My assertion would be tautologous of I were using the word existence as semantically equivalent to existing in space and time, but I am using it in a slightly different sense - so that it would not be nonsense to say (as, for example, Descartes would say) that my mind exists as a subject of thought, but is nowhere in space. It would be false (in my view), but not nonsense.

I think the non-tautologous character of what I assert is shown in what it excludes from existence: non-material selves, non-natural agencies and properties, non-spatial monads or noumena, disembodied spirits, God. These entities have been held to exist; I deny their existence. There is no invisible world of subjects and agents beyond the physical.

Oddly enough, LA has not opposed any of these objects to my thesis, but has concentrated on abstractions like "the laws of logic" and suchlike. I presume that he does think there are non-material subjects, but that's something that only he can answer. Abstract entities bring in other issues, but I would not wish to assert existence of them as one would of material objects and persons.

Of course, a theologian like Tillich would deny that God exists as well. He would say that God is not a being but rather Being Itself (capitalised). This, I would argue, is nonsense, unintelligible. Actually, this is also David Bentley Hart's official position, though he is more rhapsodic than Tillich. Reading Hart is like swimming in treacle. Sweet at first, but viscous, tiring and quickly making you long for dry land.

The sense in which I identified as an Andersonian realist is simply that I approve of his insistence that things exist in only one way, that clearly formulated propositions are either true or false (there are no 'degrees of truth'), that there are no 'levels of reality', with some levels being 'more real' than others, etc.
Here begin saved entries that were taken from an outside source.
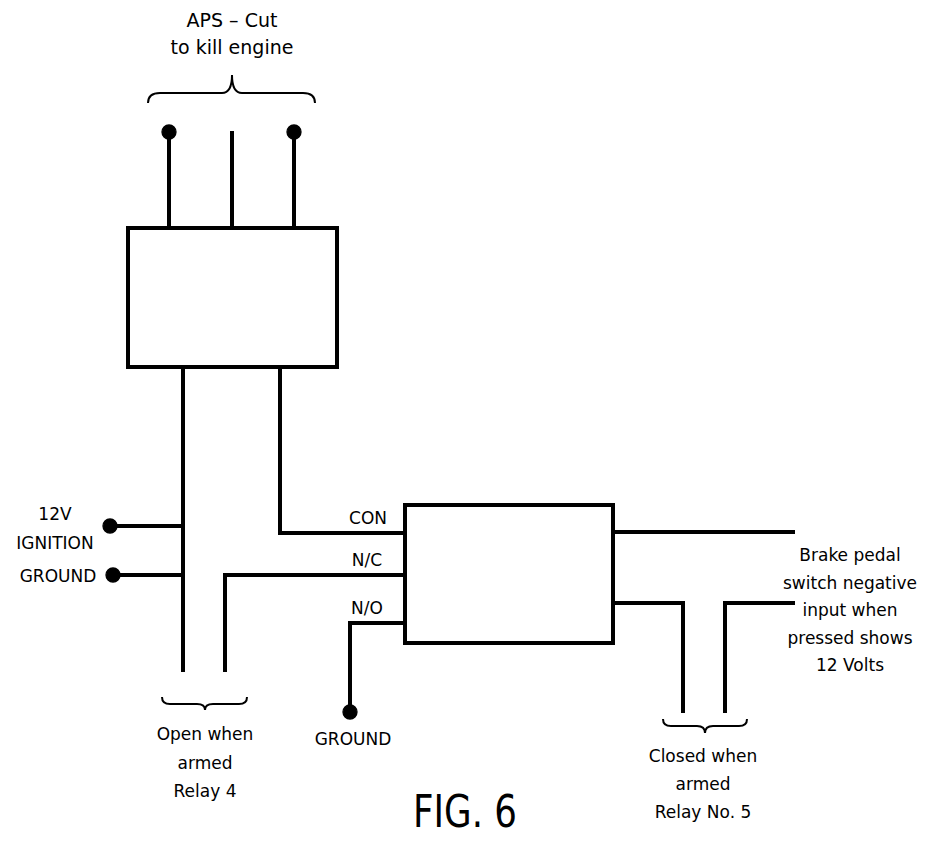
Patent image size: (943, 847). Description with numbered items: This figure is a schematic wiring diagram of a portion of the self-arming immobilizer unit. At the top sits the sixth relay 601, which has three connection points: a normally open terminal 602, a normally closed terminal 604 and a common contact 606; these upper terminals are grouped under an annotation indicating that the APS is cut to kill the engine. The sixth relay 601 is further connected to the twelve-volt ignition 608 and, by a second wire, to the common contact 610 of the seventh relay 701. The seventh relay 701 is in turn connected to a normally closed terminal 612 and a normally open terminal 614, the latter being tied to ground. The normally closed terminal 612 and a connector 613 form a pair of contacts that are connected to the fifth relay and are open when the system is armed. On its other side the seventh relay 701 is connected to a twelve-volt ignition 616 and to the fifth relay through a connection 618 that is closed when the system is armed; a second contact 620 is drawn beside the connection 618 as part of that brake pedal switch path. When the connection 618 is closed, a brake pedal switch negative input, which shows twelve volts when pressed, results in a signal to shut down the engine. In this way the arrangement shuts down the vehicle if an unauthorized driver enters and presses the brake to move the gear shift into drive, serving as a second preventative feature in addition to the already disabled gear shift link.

The relay no. 6 601 is at (160, 367).
The N/O 602 is at (168, 215).
The N/C 604 is at (232, 145).
The contact 606 is at (294, 185).
The 12V ignition 608 is at (183, 450).
The contact 610 is at (280, 448).
The N/C 612 is at (308, 577).
The connector 613 is at (183, 615).
The N/O 614 is at (352, 663).
The 12V ignition 616 is at (655, 532).
The connection 618 is at (683, 658).
The brake switch contact 620 is at (725, 655).
The relay no. 7 701 is at (510, 505).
I like the clarity of this.

I haven't been following LA's exchange with Monkey. I believe that atoms are real - I am not an instrumentalist. Of course, that does not mean that atoms are how we picture them, or even that we are capable of picturing them (as they actually are) at all. Our knowledge of their properties is abstract, structural and mathematical. But this is a whole area on its own in the philosophy of physics.